The bill is based on a set of recommendations published earlier this year by a governor-appointed commission of experts and advocates.
Many advocates support the bill, including the New York City Bar Association. It is “not perfect but it would be unfortunate if we lost this opportunity to really take a step forward for young people,” said Mishi Faruqee, juvenile justice policy strategist with the American Civil Liberties Union. “There is a real urgency to this and I hope New York doesn’t squander this opportunity.”
What are the criticisms of the bill?
The bill has a variety of provisions that actually create stricter sentencing schemes, particularly for kids charged with violent crimes. Currently, most offenders under 19 have their records sealed. Under Cuomo’s bill, a youthful offender’s previous violent crimes would be taken into account if the person is charged with another one. The bill would also extend the amount of time a juvenile offender would have to serve before being eligible for probation. Judges would also be prohibited from moving teenagers to the juvenile system if the teen was a principal perpetrator or used a weapon.
Alexandra Cox, an assistant professor of sociology at SUNY New Paltz who has worked in juvenile facilities, wrote that the proposed changes “will actually harm the very individuals it purports to help.”
The New York State Defenders Association, which provides legal support to public defenders, has called for the bill to be withdrawn. The group wrote that the bill is “too long, too complicated and too nuanced to be rushed through in the compressed political process that is represented by budget negotiations.” The commission whose recommendations the bill is based on did not include defense attorneys.
Cuomo’s office, in turn, has defended the bill. “If somebody is unhappy or doesn’t think [the bill] goes far enough, we’ll point to the wide support the legislation has among children's and civil rights advocates and law enforcement,” said Frank Sobrino, spokesman for the governor.
What opposition or criticism does the bill face in Albany?
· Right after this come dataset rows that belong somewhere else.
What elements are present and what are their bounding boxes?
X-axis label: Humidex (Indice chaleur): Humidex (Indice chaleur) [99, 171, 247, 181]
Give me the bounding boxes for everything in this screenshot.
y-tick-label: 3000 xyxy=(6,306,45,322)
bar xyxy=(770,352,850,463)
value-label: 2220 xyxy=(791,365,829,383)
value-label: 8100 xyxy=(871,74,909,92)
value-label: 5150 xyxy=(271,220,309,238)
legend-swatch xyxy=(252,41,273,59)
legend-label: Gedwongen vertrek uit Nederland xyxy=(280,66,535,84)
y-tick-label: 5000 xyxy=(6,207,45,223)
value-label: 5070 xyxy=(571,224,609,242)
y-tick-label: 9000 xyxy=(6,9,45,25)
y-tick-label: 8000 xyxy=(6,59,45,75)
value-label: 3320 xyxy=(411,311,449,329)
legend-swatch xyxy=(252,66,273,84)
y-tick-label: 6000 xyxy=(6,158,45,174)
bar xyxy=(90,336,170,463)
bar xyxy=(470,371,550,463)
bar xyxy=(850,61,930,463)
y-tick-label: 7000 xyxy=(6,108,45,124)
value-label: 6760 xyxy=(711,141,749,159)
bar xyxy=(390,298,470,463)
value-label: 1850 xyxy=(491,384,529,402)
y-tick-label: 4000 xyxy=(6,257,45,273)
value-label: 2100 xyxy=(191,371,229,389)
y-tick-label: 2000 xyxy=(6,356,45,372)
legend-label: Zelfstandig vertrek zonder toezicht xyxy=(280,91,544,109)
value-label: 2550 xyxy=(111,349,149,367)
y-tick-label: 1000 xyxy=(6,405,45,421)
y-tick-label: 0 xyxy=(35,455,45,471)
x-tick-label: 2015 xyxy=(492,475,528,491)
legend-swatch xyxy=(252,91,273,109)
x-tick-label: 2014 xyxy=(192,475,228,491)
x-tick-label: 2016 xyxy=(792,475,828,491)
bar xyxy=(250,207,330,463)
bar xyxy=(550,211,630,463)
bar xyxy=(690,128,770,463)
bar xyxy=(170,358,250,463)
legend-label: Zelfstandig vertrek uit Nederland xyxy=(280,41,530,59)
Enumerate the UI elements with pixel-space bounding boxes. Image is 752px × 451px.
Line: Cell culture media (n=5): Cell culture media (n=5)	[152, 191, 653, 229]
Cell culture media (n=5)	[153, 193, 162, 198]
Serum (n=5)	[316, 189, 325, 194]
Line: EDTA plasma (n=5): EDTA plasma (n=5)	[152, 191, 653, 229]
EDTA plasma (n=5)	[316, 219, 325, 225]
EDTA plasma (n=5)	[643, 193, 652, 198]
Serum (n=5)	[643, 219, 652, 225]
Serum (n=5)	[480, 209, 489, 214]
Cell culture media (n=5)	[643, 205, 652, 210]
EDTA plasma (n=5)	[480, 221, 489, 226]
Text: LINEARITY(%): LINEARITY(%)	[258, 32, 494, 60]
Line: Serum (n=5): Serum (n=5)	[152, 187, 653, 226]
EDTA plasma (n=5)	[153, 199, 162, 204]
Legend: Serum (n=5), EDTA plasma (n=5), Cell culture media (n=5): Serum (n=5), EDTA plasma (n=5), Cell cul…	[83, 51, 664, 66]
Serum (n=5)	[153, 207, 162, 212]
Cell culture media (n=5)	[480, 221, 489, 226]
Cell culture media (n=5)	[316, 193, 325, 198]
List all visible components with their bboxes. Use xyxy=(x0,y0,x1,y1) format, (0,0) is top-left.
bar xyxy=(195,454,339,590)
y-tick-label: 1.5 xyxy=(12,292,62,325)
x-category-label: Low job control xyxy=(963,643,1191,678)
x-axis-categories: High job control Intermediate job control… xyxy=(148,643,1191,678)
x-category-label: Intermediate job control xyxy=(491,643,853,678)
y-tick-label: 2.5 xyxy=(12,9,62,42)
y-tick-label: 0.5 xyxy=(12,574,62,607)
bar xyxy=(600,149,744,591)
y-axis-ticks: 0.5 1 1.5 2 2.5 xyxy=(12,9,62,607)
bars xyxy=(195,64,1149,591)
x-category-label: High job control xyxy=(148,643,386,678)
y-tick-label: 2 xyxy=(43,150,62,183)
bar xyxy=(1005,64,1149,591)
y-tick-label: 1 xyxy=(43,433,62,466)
Plenty, and from both sides of the aisle. At a February legislative budget hearing in Albany, state officials in charge of the juvenile system fielded a slew of questions by mostly Republican lawmakers. Ahead of the hearing, Republican state Sen. Martin Golden criticized the proposal, telling the New York Daily News, “Some of the most heinous crimes are committed by kids who are 16 and 17.” A Democratic assemblyman, meanwhile, has said he plans to push competing legislation that would keep more kids out of the adult system.